A protégé of Zamrock legend Paul Ngozi, and then Amayenge leader Chris Chali, Brian went on to perform his own songs from 1997 onwards with his own backing band Ngoma Zasu, taking the homegrown style of kalindula forward, and never looked back. There was an occasion in 2010, while driving around in the Lusaka night, Brian put on Oliver Mtukudzi for me and said this was what he listened to, as there was nothing worthwhile from Zambia – Congo and Zimbabwe are streets ahead of us, he said. I found that a sad moment, yet another instance of an inferiority complex by a top Zambian musician. I disagreed with him, saying that the vocal sound on his 2008 album Yavundumuka is beautiful and world class. He then played some studio recordings of his backing band, Ngoma Zasu, and asked what I thought. This music is wonderful, I exclaimed – so unmistakenly Zambian, kalindula at its best! By 2014 I had put a compilation album together in my head. Back in Lusaka, with the help of Evans "Clement" Sakala of Ngoma Zasu and Jack Sakala, the man who made the recordings, I dug deep to find the original mixes so that I had the best possible sources from which to remaster those tracks. The result is the cd Vangaza!, released in 2015 on my label SWP Records, with Chilala and Ngoma Zasu recordings from between 2004 and 2010. My last day of that 2014 visit consisted of organizing the photo session for the cd booklet, after which I basically got kidnapped for the remainder of the day before my evening flight: I hope you like whisky, Brian said, because you are not allowed to be sober when I put you on that plane!

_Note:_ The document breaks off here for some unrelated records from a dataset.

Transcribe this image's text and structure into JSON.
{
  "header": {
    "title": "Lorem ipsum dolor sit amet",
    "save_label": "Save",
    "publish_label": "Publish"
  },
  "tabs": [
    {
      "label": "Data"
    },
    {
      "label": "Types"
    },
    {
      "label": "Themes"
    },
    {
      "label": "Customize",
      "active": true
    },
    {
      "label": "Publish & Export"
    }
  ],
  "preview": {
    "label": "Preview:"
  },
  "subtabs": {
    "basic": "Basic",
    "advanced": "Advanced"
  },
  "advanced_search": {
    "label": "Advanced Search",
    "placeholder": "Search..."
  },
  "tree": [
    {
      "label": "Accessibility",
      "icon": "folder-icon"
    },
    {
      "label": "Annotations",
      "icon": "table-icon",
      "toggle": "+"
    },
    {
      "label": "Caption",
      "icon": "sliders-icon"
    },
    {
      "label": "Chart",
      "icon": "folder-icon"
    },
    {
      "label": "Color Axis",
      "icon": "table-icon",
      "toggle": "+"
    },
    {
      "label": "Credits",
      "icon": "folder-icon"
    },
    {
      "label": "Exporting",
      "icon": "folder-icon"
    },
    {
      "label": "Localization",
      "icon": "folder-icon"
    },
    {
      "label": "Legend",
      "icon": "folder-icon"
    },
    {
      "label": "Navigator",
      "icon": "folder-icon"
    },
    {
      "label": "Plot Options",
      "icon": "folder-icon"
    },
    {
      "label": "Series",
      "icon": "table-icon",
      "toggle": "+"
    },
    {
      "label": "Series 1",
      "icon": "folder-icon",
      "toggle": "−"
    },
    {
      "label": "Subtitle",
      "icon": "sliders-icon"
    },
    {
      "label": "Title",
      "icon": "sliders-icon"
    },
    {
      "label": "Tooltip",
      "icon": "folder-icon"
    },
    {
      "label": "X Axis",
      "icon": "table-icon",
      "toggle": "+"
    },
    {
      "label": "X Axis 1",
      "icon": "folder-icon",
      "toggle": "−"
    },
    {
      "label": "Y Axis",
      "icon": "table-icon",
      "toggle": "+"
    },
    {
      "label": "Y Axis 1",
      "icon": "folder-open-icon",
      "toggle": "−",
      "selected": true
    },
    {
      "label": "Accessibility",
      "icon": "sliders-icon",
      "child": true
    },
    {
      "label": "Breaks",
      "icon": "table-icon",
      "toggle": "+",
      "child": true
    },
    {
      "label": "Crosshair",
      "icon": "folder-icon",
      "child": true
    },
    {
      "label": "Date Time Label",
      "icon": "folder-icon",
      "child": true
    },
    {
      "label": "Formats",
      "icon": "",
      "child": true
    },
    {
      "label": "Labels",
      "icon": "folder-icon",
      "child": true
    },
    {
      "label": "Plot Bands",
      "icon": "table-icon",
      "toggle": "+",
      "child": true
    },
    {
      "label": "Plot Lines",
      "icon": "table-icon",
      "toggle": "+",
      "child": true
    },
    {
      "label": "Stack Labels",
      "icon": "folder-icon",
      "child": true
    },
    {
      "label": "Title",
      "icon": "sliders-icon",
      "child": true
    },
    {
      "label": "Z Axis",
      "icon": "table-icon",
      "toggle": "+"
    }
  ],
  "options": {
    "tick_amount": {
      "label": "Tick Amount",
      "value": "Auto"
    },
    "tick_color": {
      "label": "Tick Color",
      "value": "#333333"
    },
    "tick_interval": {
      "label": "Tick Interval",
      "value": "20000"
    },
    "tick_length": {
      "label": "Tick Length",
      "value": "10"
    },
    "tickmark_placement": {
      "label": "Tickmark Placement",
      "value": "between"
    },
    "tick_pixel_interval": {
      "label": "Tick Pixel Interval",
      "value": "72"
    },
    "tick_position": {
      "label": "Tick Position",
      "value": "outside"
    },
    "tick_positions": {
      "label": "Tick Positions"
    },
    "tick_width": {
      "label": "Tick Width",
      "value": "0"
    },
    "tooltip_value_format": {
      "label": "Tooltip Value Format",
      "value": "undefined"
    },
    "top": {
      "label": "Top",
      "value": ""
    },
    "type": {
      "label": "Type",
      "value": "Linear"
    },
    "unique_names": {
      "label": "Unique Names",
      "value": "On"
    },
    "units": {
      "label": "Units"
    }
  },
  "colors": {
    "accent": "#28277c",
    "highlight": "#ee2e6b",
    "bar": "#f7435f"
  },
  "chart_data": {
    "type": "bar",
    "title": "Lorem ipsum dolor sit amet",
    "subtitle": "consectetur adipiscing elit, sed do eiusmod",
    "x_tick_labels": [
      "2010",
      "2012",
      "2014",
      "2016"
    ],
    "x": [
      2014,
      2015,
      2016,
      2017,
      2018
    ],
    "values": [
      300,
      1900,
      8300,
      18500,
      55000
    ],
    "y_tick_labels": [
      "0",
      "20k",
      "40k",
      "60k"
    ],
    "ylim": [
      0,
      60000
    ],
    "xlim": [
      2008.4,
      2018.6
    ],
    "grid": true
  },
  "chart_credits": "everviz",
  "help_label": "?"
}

He and the Ngoma Zasu musicians were truly enthusiastic about the sound on Vangaza!, which pleased me greatly, when we met again in 2016. The music was critically acclaimed by the press in Europe and America - "Here's a rare and special find out of southern Africa. These nine tracks have a delightfully retro sound, featuring ripping fast 12/8 grooves with restless percussion, stinging electric guitar licks, and rich vocal harmonies.”